花婆婆將陸晴放在床上,回頭繼續道「紫蘭跟晴兒是元素糾纏關係,從紫蘭那裏我才了解到了原因,是有一個強大的意志在維持着她的生命機能,現在那個意志離開了,晴兒的意識自然也被帶走了,如果我估計的不錯,這個意志很可能來源於天外生物,他們總喜歡觀察人類的生活,甚至親自來體驗。」
「帶到了哪裏?」羅開想起了前面陸晴的異常表現,確實像是被什麼東西佔據了身心。
「不知道,我能知道晴兒意識尚存,也是因為紫蘭的關係。」花婆婆從窗台端過來一個小花盆,裏面有一株淡紫色的植物,像是覺察了羅開,脆嫩的莖葉朝他輕輕搖擺着。
「這是紫蘭嗎?」
「是的。

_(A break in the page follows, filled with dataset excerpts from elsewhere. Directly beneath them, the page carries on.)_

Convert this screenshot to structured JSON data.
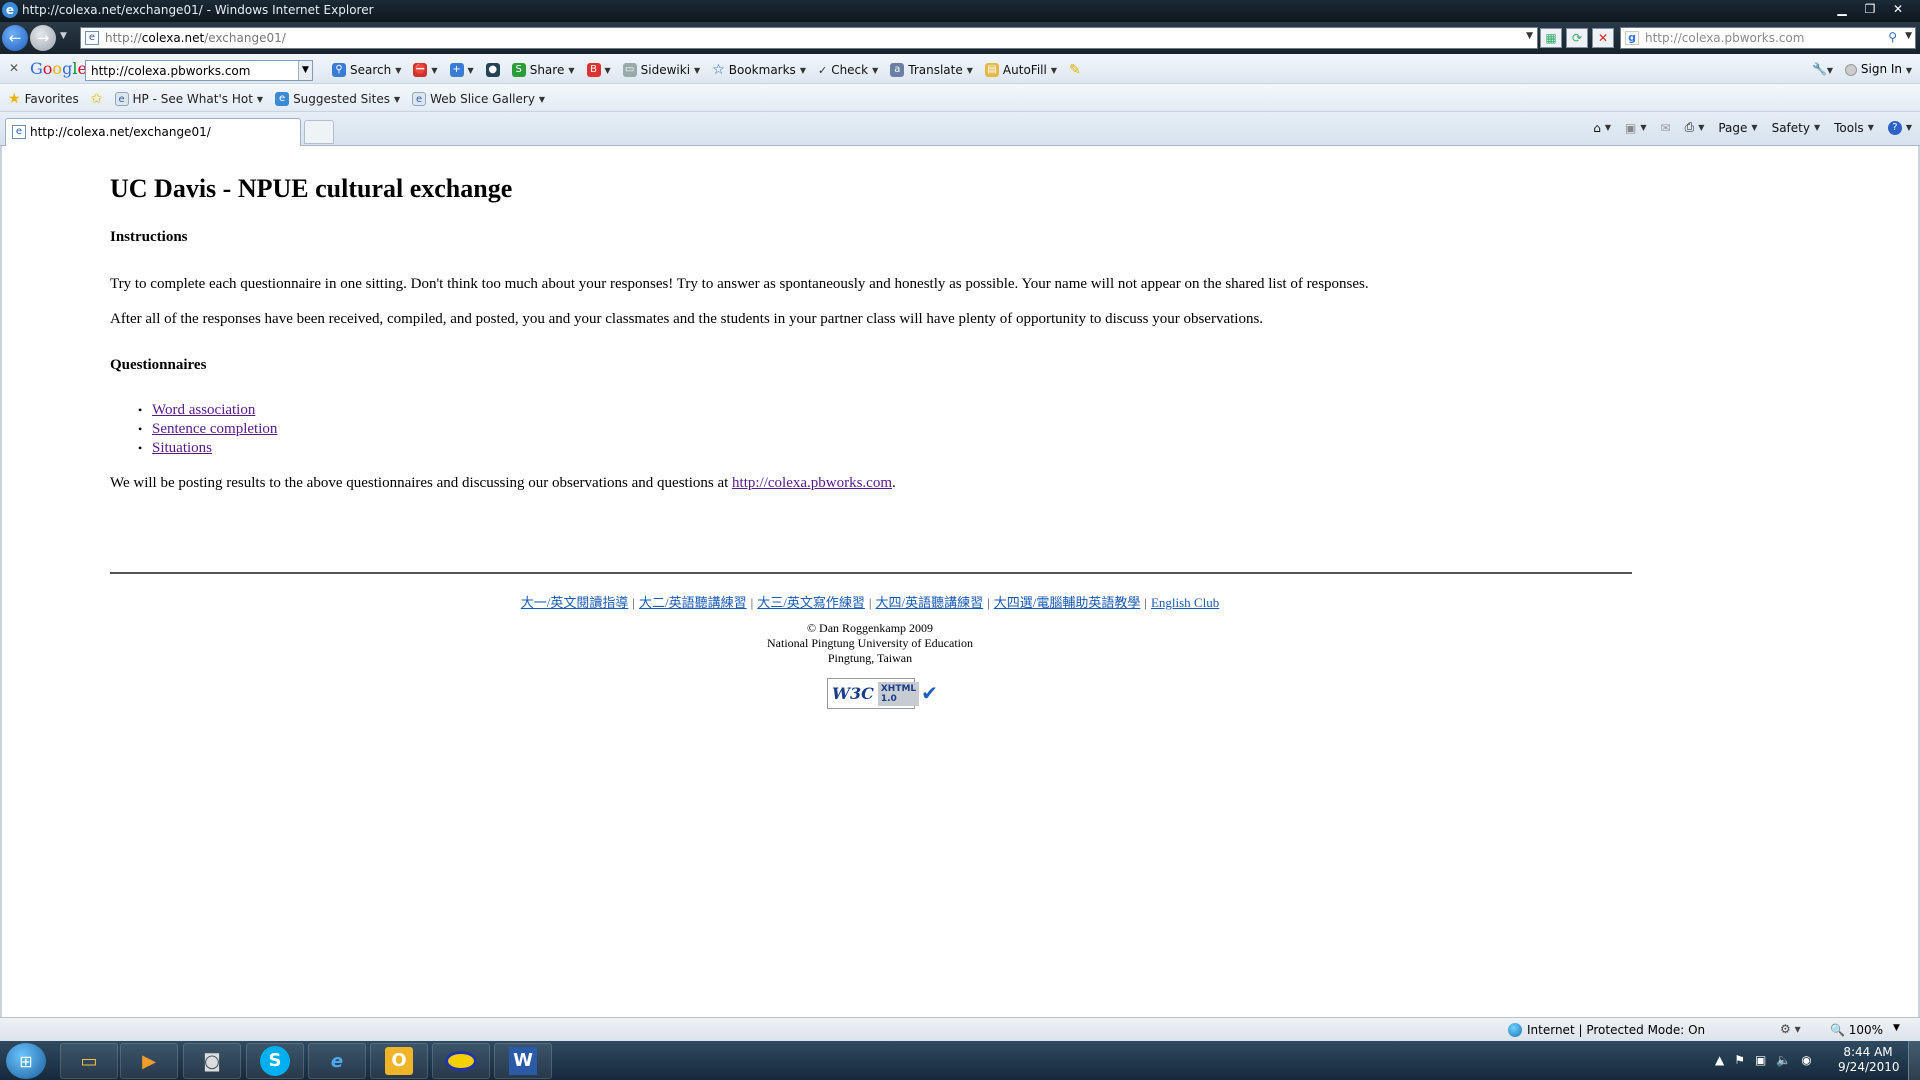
{
  "window": {
    "title": "http://colexa.net/exchange01/ - Windows Internet Explorer",
    "controls": [
      "minimize",
      "restore",
      "close"
    ]
  },
  "address_bar": {
    "url_prefix": "http://",
    "url_host": "colexa.net",
    "url_path": "/exchange01/",
    "search_text": "http://colexa.pbworks.com"
  },
  "google_toolbar": {
    "logo": "Google",
    "search_value": "http://colexa.pbworks.com",
    "items": {
      "search": "Search",
      "share": "Share",
      "sidewiki": "Sidewiki",
      "bookmarks": "Bookmarks",
      "check": "Check",
      "translate": "Translate",
      "autofill": "AutoFill"
    },
    "sign_in": "Sign In"
  },
  "favorites_bar": {
    "favorites": "Favorites",
    "items": [
      "HP - See What's Hot",
      "Suggested Sites",
      "Web Slice Gallery"
    ]
  },
  "tab": {
    "label": "http://colexa.net/exchange01/"
  },
  "command_bar": {
    "page": "Page",
    "safety": "Safety",
    "tools": "Tools"
  },
  "page": {
    "title": "UC Davis - NPUE cultural exchange",
    "instructions_heading": "Instructions",
    "paragraph1": "Try to complete each questionnaire in one sitting. Don't think too much about your responses! Try to answer as spontaneously and honestly as possible. Your name will not appear on the shared list of responses.",
    "paragraph2": "After all of the responses have been received, compiled, and posted, you and your classmates and the students in your partner class will have plenty of opportunity to discuss your observations.",
    "questionnaires_heading": "Questionnaires",
    "questionnaires": [
      "Word association",
      "Sentence completion",
      "Situations"
    ],
    "posting_text": "We will be posting results to the above questionnaires and discussing our observations and questions at",
    "posting_link": "http://colexa.pbworks.com",
    "posting_end": ".",
    "footer_links": [
      "大一/英文閱讀指導",
      "大二/英語聽講練習",
      "大三/英文寫作練習",
      "大四/英語聽講練習",
      "大四選/電腦輔助英語教學",
      "English Club"
    ],
    "footer_separator": "|",
    "copyright": "© Dan Roggenkamp 2009",
    "university": "National Pingtung University of Education",
    "location": "Pingtung, Taiwan",
    "badge": {
      "w3c": "W3C",
      "line1": "XHTML",
      "line2": "1.0"
    }
  },
  "status_bar": {
    "zone": "Internet | Protected Mode: On",
    "zoom": "100%"
  },
  "taskbar": {
    "apps": [
      "file-explorer",
      "media-player",
      "camera",
      "skype",
      "internet-explorer",
      "outlook",
      "app-eye",
      "word"
    ],
    "time": "8:44 AM",
    "date": "9/24/2010"
  }
}
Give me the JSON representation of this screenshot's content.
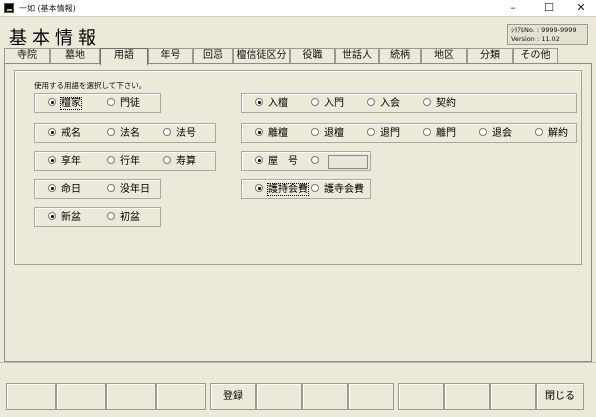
{
  "window": {
    "title": "一如 (基本情報)",
    "min_icon": "–",
    "max_icon": "☐",
    "close_icon": "✕"
  },
  "header": {
    "title": "基本情報",
    "serial": "ｼﾘｱﾙNo. : 9999-9999",
    "version": "Version : 11.02"
  },
  "tabs": [
    "寺院",
    "墓地",
    "用語",
    "年号",
    "回忌",
    "檀信徒区分",
    "役職",
    "世話人",
    "続柄",
    "地区",
    "分類",
    "その他"
  ],
  "active_tab": "用語",
  "panel": {
    "caption": "使用する用語を選択して下さい。",
    "left_rows": [
      {
        "options": [
          "檀家",
          "門徒"
        ],
        "selected": 0
      },
      {
        "options": [
          "戒名",
          "法名",
          "法号"
        ],
        "selected": 0
      },
      {
        "options": [
          "享年",
          "行年",
          "寿算"
        ],
        "selected": 0
      },
      {
        "options": [
          "命日",
          "没年日"
        ],
        "selected": 0
      },
      {
        "options": [
          "新盆",
          "初盆"
        ],
        "selected": 0
      }
    ],
    "right_rows": [
      {
        "options": [
          "入檀",
          "入門",
          "入会",
          "契約"
        ],
        "selected": 0
      },
      {
        "options": [
          "離檀",
          "退檀",
          "退門",
          "離門",
          "退会",
          "解約"
        ],
        "selected": 0
      },
      {
        "options": [
          "屋　号",
          ""
        ],
        "selected": 0,
        "custom_value": ""
      },
      {
        "options": [
          "護持会費",
          "護寺会費"
        ],
        "selected": 0
      }
    ]
  },
  "footer": {
    "buttons": [
      "",
      "",
      "",
      "",
      "登録",
      "",
      "",
      "",
      "",
      "",
      "閉じる"
    ]
  }
}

」花婆婆臉上浮現出一絲暖意,伸手在紫蘭的莖葉上撫摸了一下,莖葉立即收縮,不一會就化成了一粒淡紫色的種子,取出胸前的一個項鍊,項鍊有一個花生殼大小的扣子,將紫蘭的種子放進扣子裏,遞給羅開道「想要找到晴兒只有依靠紫蘭了。」
……
羅開離開了龍洋城,就仿佛是人生失去了目標,渾渾噩噩的在荒野里遊蕩,也不知道過了多久,腹內傳來一陣陣抽搐般的飢餓,他隨手拔起路邊的野草啃着,可是越吃越飢餓,像是一隻食草動物一般趴在地上啃食着,許久之後腹內終於傳來了暖意,循着熟悉的氣息來到逆龍江畔,一頭扎了進去。
羅開回到瞭望海崖,小漁村長滿了各類雜草,周邊的農田果林也已荒廢,老漁夫的墓許久沒人打理,也沒人祭奠,這個世界早已把他遺忘。